You ask why? That's a lo-ong story. Back in the day, you usually paid for the hardware. If you could afford a computer you could usually afford a staff of programmers to get your software running. A cross-platform operating system (UNIX) didn't even get started until the seventies. If Bill Gates did, too, he was one of the first people ABLE to offer proprietary software, and the Free Software Foundation was founded by old time grad students who didn't like this new innovation -- there were advantages to what could be done with software under the old system where it was a freebie thrown in with your computer and -- ka-blam.
Skip ahead about ten years. To the early nineties. A Finnish grad student has just released the Linux Kernel to run Free Software programs and in South Africa a poor Business Grad Student has just bought a computer. In South Africa at the time you generally ended up buying the OS as an extra, and they were not about to give a price break to Mark Shuttleworth because he was in a business program. A friend who worked in a computer lab gave him some floppies with Slackware, an OS/Distribution with the Linux kernel, GNU Tools, and X-Windows on it, which he installed with the understanding it was free.
What Linux was in those days was exactly a cheap UNIX clone for the PC. People had been using Linux pretty happily for the last twenty years, and most of the internet was (and is) hosted on it. Mark Shuttleworth is a very bright man and found he had few problems keeping up with his coursework while doing it (and teaching himself to program) and when it became time to propose a project he could do his thesis around, he began thinking about doing an internet company. Thawt, Inc. provided those security certificates your web browser is always asking for. It was hosted on some "servers" (old PCs running slackware and Debian) in his parents garage and he got his degree. He also sold Thawt, Inc. to Verisign around the turn of the millenium for almost a billion rand. In his spare time he did some development work for the Debian kernel, and was really happy with what Linux did for him.

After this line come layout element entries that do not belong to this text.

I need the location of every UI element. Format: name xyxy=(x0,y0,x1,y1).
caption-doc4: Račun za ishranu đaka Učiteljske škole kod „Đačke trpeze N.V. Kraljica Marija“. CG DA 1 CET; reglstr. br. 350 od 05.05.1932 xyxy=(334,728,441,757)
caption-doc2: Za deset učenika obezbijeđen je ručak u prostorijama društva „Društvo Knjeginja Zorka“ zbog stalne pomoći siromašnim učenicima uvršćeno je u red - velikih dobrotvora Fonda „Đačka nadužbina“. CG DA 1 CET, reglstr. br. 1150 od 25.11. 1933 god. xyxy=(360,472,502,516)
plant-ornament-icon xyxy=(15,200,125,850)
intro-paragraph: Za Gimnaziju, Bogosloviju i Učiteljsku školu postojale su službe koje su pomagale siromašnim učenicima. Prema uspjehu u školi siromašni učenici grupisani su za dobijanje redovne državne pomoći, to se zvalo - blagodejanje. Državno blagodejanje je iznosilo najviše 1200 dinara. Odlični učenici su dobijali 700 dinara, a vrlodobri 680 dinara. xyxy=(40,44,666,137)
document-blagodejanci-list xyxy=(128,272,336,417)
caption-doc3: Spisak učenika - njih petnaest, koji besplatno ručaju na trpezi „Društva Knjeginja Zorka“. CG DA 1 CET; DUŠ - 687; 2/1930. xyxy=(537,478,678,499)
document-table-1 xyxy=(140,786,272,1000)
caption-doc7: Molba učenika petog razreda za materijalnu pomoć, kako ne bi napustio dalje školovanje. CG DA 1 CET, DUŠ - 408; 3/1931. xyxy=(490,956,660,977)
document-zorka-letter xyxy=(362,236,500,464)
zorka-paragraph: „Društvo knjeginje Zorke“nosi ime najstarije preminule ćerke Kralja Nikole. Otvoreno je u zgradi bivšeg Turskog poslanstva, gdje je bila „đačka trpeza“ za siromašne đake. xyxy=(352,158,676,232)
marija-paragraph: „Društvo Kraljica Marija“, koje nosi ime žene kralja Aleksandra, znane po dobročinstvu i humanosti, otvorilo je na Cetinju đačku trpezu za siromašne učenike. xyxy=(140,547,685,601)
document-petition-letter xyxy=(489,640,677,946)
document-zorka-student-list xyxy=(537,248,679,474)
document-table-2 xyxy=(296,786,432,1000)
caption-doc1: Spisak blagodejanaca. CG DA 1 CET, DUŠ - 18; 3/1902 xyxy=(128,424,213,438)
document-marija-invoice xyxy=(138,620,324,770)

This is where things are important. Shuttleworth lives in London now but Ubuntu and the Ubuntu Foundation are South African Distributions. Ubuntu itself is an african word which translates roughly as a Human philosophy, or even humanist if you don't get too caught up in european ideas of humanism. Canonical Software, Ltd. and the Ubuntu Foundation both headquartered in South Africa maintain it, and provide security and make sure that just about everything is safe and reliable. This is truly a GLOBAL operating system which he bankrolls in an attempt to give back to the community which made him his first billion.
The OS itself is very similar to Debian. If you booted into a Debian system it might take you fifteen to twenty minutes to see the difference (and unless you like computer science want to go back to Ubuntu). The biggest differences are ease of use issues, security, and HOW HE SELLS IT. Ubuntu is the only distro which takes a different name for different desktops. More technically oriented ones will offer you your choice of desktops (though Slackware dropped Gnome in 2003) and the KDE version of Fedora, say is called Fedora, as are the Gnome and XFCE versions. Since it makes a difference to people who aren't computer-savvy, Shuttleworth's brain said, "we'll brand them differently". He's an MBA after all. You can BUY support from Canonical. You can also buy this and that which go to support the idea of an operating system for people who can't afford one -- like Mark Shuttleworth back in grad school. Ubuntu is the best-marketed FOSS program out there, but it is supposed to be "Free as in Freedom, not as in beer". You don't HAVE to pay for it, but it's nice if you do.
Oh, one more important point: Ubuntu's people actually code very little and very little of what they code will you see when you turn it on. Every part of the OS and the programs on it is actually provided by a different vendor. Development work goes on irregardless of Ubuntu's success as a distribution. Compiz is available for ANY distribution, not just Ubuntu.